Bengkalis, Riau, benuapostnusantara.com - Konflik lahan dan perusakan tanaman sawit milik warga Kampung D.30, Desa Bumbung, Kecamatan Bathin Solapan, Kabupaten Bengkalis, Provinsi Riau, kian memanas. Sekitar 21 warga yang menggarap lahan seluas lebih dari 76 hektare sejak puluhan tahun lalu kini menjerit akibat lahan dan tanaman sawit mereka dirusak tanpa ganti rugi yang jelas.
Warga menuding bahwa alat berat jenis excavator yang digunakan dalam aksi perusakan tersebut disediakan oleh seorang pria bernama Fahmi, yang diduga kuat merupakan kontraktor dari kelompok Renno Cs, yang disebut-sebut mengklaim kepemilikan lahan secara sepihak.
Perwakilan masyarakat Kampung D.30, Kornelius Samosir, menyatakan bahwa perusakan telah berlangsung sejak Oktober 2024 dan hingga kini belum juga ada tindakan dari pihak kepolisian.
“Orangtua kami membuka lahan ini sejak tahun 1996. Kami sudah bermukim di sini hampir 30 tahun. Sawit itu satu-satunya penghidupan kami. Tapi sekarang dihancurkan tanpa pemberitahuan, tanpa ganti rugi. Kami cuma minta keadilan,” ujar Kornelius, Selasa (22/7/2025).
Ia juga menyampaikan bahwa pelaku perusakan diduga merupakan oknum yang mengaku sebagai kepala suku di Desa Bumbung. Mereka bertindak sewenang-wenang menggunakan alat berat, bahkan sempat mengubur batang sawit dengan tanah untuk menghilangkan bukti.
Sarudin Siregar (60), warga lainnya, mengaku lahan seluas 15 hektare yang diwarisi dari ayahnya juga dirusak. Enam hektare di antaranya merupakan pohon sawit produktif.
“Kami pernah dijanjikan ganti rugi oleh pelaku yang bernama Renno dan Firdaus, tapi hingga kini tidak direalisasikan. Alat berat excavator milik Fahmi lah yang digunakan untuk merusak sawit kami,” ungkap Sarudin.
Sementara itu, Edison Matondang (34) mengaku menerima ancaman dari kelompok Renno Cs yang membawa sekitar 50 orang. Mereka juga mengklaim telah membeli lahannya dari seseorang bernama Manurung, dan bahkan mengaku sebagai anggota kepolisian dari Polda Pekanbaru.
“Saya sempat dipaksa menerima pembayaran ganti rugi senilai Rp29,9 juta, tapi hanya dibayar Rp7 juta secara bertahap, itu pun lewat transfer.
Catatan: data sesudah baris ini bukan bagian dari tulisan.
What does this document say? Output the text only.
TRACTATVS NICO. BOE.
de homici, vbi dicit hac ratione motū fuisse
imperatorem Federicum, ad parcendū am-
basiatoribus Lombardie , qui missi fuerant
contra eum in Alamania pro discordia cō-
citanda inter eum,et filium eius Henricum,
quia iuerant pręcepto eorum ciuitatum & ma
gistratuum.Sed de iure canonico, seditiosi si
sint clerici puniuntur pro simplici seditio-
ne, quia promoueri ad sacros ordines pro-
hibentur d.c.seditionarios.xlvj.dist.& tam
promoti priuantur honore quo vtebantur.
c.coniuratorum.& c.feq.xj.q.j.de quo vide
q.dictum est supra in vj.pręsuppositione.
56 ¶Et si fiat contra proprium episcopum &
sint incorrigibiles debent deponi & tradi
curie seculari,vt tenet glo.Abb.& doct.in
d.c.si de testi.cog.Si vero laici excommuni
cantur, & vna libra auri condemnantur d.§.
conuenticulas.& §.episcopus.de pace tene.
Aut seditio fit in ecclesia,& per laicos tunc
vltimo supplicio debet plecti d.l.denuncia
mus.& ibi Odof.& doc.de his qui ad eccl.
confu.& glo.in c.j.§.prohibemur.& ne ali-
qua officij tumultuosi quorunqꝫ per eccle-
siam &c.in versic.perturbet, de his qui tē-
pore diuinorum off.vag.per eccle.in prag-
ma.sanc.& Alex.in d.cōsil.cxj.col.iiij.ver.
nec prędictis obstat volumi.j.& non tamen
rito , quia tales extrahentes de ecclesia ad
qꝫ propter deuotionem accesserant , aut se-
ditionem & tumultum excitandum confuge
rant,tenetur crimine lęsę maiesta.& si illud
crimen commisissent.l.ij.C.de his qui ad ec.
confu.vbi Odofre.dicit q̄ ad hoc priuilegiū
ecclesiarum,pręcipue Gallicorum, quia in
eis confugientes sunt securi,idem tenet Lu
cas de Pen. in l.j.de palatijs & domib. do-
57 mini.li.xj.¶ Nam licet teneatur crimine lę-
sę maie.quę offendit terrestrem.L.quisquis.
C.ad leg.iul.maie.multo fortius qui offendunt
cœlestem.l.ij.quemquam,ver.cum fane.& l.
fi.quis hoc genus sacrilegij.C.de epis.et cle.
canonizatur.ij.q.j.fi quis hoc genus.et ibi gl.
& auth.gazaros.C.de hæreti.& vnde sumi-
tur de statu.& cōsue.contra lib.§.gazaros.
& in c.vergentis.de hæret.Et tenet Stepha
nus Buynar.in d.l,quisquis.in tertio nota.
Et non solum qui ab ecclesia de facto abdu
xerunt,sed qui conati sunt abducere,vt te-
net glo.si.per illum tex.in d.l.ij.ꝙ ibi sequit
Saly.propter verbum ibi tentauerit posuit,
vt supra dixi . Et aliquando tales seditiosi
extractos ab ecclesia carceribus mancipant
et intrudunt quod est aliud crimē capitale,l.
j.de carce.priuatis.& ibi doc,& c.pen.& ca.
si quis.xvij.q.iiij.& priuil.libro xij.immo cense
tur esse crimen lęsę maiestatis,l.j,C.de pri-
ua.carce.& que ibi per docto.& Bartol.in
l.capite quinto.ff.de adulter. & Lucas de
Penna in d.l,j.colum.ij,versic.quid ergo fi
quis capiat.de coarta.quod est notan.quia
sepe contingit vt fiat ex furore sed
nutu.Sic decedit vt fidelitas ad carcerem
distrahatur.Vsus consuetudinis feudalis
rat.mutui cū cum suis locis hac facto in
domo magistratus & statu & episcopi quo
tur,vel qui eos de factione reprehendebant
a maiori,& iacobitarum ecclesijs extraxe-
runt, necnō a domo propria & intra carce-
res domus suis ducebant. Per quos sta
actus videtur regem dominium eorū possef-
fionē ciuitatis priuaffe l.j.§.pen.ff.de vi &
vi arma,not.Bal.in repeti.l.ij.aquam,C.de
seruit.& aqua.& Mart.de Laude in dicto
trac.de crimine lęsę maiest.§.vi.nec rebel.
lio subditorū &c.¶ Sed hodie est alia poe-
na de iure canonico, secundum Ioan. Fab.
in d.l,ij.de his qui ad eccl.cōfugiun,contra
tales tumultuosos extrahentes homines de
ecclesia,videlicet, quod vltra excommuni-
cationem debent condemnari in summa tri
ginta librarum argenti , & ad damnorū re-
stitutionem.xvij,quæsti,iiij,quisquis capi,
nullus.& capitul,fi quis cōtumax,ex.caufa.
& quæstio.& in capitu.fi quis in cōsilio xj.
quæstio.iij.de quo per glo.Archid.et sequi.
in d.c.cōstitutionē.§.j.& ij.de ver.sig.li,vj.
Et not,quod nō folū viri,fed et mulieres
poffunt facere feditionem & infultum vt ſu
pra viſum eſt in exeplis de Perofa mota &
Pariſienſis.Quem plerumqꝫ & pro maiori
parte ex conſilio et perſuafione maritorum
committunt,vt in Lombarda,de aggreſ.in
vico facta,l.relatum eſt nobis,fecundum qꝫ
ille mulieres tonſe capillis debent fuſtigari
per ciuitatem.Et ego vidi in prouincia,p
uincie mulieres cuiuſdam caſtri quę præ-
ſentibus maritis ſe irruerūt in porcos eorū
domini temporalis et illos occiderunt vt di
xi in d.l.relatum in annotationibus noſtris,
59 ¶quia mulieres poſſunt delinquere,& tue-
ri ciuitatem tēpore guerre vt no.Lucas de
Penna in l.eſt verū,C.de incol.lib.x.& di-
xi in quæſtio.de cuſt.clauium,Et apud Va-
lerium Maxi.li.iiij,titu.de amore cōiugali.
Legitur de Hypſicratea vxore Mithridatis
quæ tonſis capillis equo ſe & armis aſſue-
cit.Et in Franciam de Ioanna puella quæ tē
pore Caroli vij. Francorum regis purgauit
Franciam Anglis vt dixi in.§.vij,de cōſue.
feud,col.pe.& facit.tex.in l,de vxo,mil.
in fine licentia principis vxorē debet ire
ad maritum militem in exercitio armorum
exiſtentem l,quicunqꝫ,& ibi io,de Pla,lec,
Sisanya tak pernah dibayarkan. Ketika saya hubungi Fahmi, dia malah bilang: ‘Kalau abang tidak mau terima uang Rp7 juta itu, maka uang dan lahannya akan kami ambil’,” ujar Edison dengan mata berkaca-kaca.
LEMBAGA ALIANSI INDONESIA Turun Tangan
Menyikapi situasi ini, Agustinus Petrus Gultom, S.H., selaku Ketua Badan Pemantau dan Pencegahan Tindak Pidana Korupsi (BP2 Tipikor) dari Lembaga Aliansi Indonesia, menyebut praktik mafia tanah masih marak di wilayah Riau, termasuk di Kampung D.30.
“Modusnya bermacam-macam. Mengaku punya tanah adat, merusak lahan lalu mengusir penggarap, bahkan menipu calon pembeli meski tanah tersebut jelas masih digarap,” ujar Agus Gultom.
Ia menyebut pihaknya telah menerima banyak laporan dari korban, termasuk upaya intimidasi dan penguburan batang sawit untuk menghilangkan bukti perusakan. Bahkan, beberapa korban dijanjikan ganti rugi hingga Rp500.000 per batang sawit, tapi hingga kini tidak dipenuhi.
Pihaknya juga meminta aparat penegak hukum serta instansi terkait, termasuk Pertamina, untuk segera menertibkan dan menghentikan operasi alat berat ilegal yang beroperasi di kawasan yang dinilai sebagai zona sensitif, termasuk area pipa migas dan gudang bahan peledak.
“Kami akan terus mendampingi warga untuk membongkar praktik mafia tanah ini. Dugaan keterlibatan oknum aparat dan penyalahgunaan alat berat tanpa izin resmi tidak bisa dibiarkan. Oknum berinisial F yang menyuplai alat berat harus segera diperiksa,” tegas Agus Gultom.